Tendrá que asumir que muchas de las relaciones de tensión con el periodismo santafesino, lejos de estar vinculadas con “operaciones políticas” o ” prensa rentada”, manera constante de descalificación que tuvo con quienes lo cuestionaron, son la consecuencia directa de  su manera de presionar sobre la libertad de expresión, sus recurrentes advertencias a los medios sobre tal o cual periodista, o peor: sus decisiones de sacar de sus trabajos a muchos de ellos en su dominio de la Radio Universitaria o en otros  medios donde la pauta municipal, funcionó como factor limitante del trabajo de la prensa.

Tendrá que explicar sus relaciones con las ONG en la Justicia. Dar una explicación sensata a la distribución de decenas de millones a sus propios funcionarios en Organizaciones por fuera del Estado. Entre los que se incluyen barras bravas que le dieron palizas a empleados municipales, o punteros políticos con procesos penales abiertos por intento de homicidio. O peor aún, tendrá que decirle a los santafesinos porque usó decenas de millones en ONGs que tenían todas, el mismo domicilio o el mismo contador , o el mismo titular.

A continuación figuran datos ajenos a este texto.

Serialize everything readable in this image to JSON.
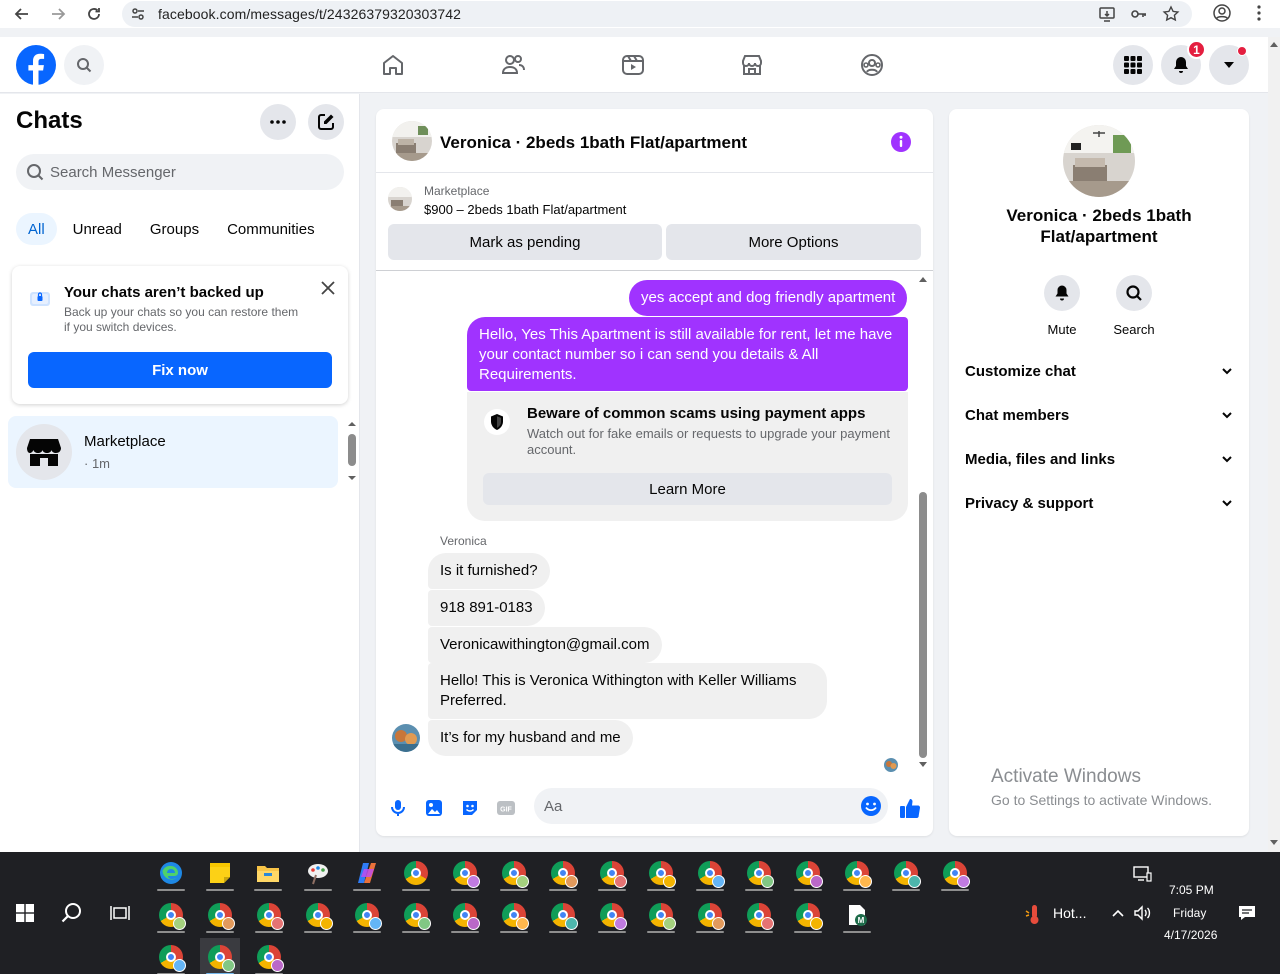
{
  "browser": {
    "url": "facebook.com/messages/t/24326379320303742"
  },
  "header": {
    "notification_count": "1"
  },
  "sidebar": {
    "title": "Chats",
    "search_placeholder": "Search Messenger",
    "tabs": [
      {
        "label": "All",
        "active": true
      },
      {
        "label": "Unread",
        "active": false
      },
      {
        "label": "Groups",
        "active": false
      },
      {
        "label": "Communities",
        "active": false
      }
    ],
    "backup": {
      "title": "Your chats aren’t backed up",
      "body": "Back up your chats so you can restore them if you switch devices.",
      "button": "Fix now"
    },
    "chat": {
      "name": "Marketplace",
      "time": "· 1m"
    }
  },
  "conversation": {
    "title": "Veronica · 2beds 1bath Flat/apartment",
    "marketplace_label": "Marketplace",
    "listing": "$900 – 2beds 1bath Flat/apartment",
    "pending_button": "Mark as pending",
    "options_button": "More Options",
    "outgoing": [
      "yes accept and dog friendly apartment",
      "Hello, Yes This Apartment is still available for rent, let me have your contact number so i can send you details & All Requirements."
    ],
    "warning": {
      "title": "Beware of common scams using payment apps",
      "body": "Watch out for fake emails or requests to upgrade your payment account.",
      "button": "Learn More"
    },
    "sender": "Veronica",
    "incoming": [
      "Is it furnished?",
      "918 891-0183",
      "Veronicawithington@gmail.com",
      "Hello!   This is Veronica Withington with Keller Williams Preferred.",
      "It’s for my husband and me"
    ],
    "composer_placeholder": "Aa"
  },
  "details": {
    "title": "Veronica · 2beds 1bath Flat/apartment",
    "actions": [
      "Mute",
      "Search"
    ],
    "sections": [
      "Customize chat",
      "Chat members",
      "Media, files and links",
      "Privacy & support"
    ]
  },
  "watermark": {
    "line1": "Activate Windows",
    "line2": "Go to Settings to activate Windows."
  },
  "taskbar": {
    "weather": "Hot...",
    "time": "7:05 PM",
    "day": "Friday",
    "date": "4/17/2026"
  },
  "colors": {
    "facebook_blue": "#0866ff",
    "messenger_purple": "#a033ff",
    "badge_red": "#e41e3f"
  }
}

Tendrá que reconstituir los tejidos con una sociedad que se sintió, y a los números hay que remitirse, maltratada y ninguneada en muchas acciones del intendente. El inexplicable corte de luz intencional en la inauguración del  nuevo sistema lumínico en Pompeya. O el intento por no permitir el concierto sinfónico de Los Palmeras en la Costanera. Eso duele al ciudadano. Y Corral, parece ajeno a percibir el dolor de los demás.

Aún frente a todo eso, su preocupación hoy- natural en un hombre poseído por un nivel de soberbia poco común- es “vender” en los diarios que ganó. Sus energías están puestas en poner en boca de sus hombres, entre ellos el fugaz rutilante diputado electo Albor “Niky” Cantard – el hombre que pasará a la historia como el diputado nacional electo con menor conocimiento público de la historia de la provincia-  que “es la hora de firmar Corral gobernador- Roy Intendente”, sin medir el rechazo que eso genera en las propias huestes de sus socios que no creen precisamente que sea Corral, tras su derrota, el indicado para encabezar ningún proyecto provincial.

Aún frente a todo eso, sigue provocando y subestimando a quien lo enfrentó con respeto y le ganó apabullantemente, calificandolo como “animador de TV”, faltandole el respeto a quien no sólo tiene 30 años de ejercicio del periodismo, sino que evitó cualquier descalificación personal durante la campaña.

Corral, más temprano que tarde deberá aceptar que perdió. Y cuando eso ocurra, ya sea por reacción personal o a consecuencia del reproche de sus propios compañeros del “Grupo”, que empezarán a notar no muy lejos en el tiempo, como quedó el piso lleno de platos rotos a su alrededor.

Hoy, el Grupo UNL, de cara a diciembre tiene, más allá de la Casa de Altos Estudios : dos diputados nacionales, Marcucci y Cantard. Un embajador en Uruguay, Barletta. Y una intendencia, Santa Fe, con muchas dificultades de gestión. Lo demás, lo que venga, es ficción. O estará sujeto a la mera voluntad de sus socios ocasionales, que no han  demostrado ser demasiado generosos con ellos, ni siquiera en las buenas.

Es probable que Corral ya esté pergeñando su solución personal, una vez que acepte el naufragio de su sueño en Casa Gris : Una banca en Diputados en 2019, un cargo en el gabinete nacional o su intento, complicado, de retener la intendencia. El problema, una vez más, no lo tendrá él, sino quienes lo rodean y lo han seguido incondicionalmente durante estos últimos años.

El proyecto personal de José Corral, caracterizado por su soberbia inconmovible, le ha generado a “su grupo” mucho más daños que beneficios.

Modificar ese rumbo, demandará mucho esfuerzo, mucho. Y para eso hacen falta liderazgos generosos.  No parece ser ese el perfil de José Corral. Sus ambiciones personales, su impávida soberbia, puede más que su sentido de grupo.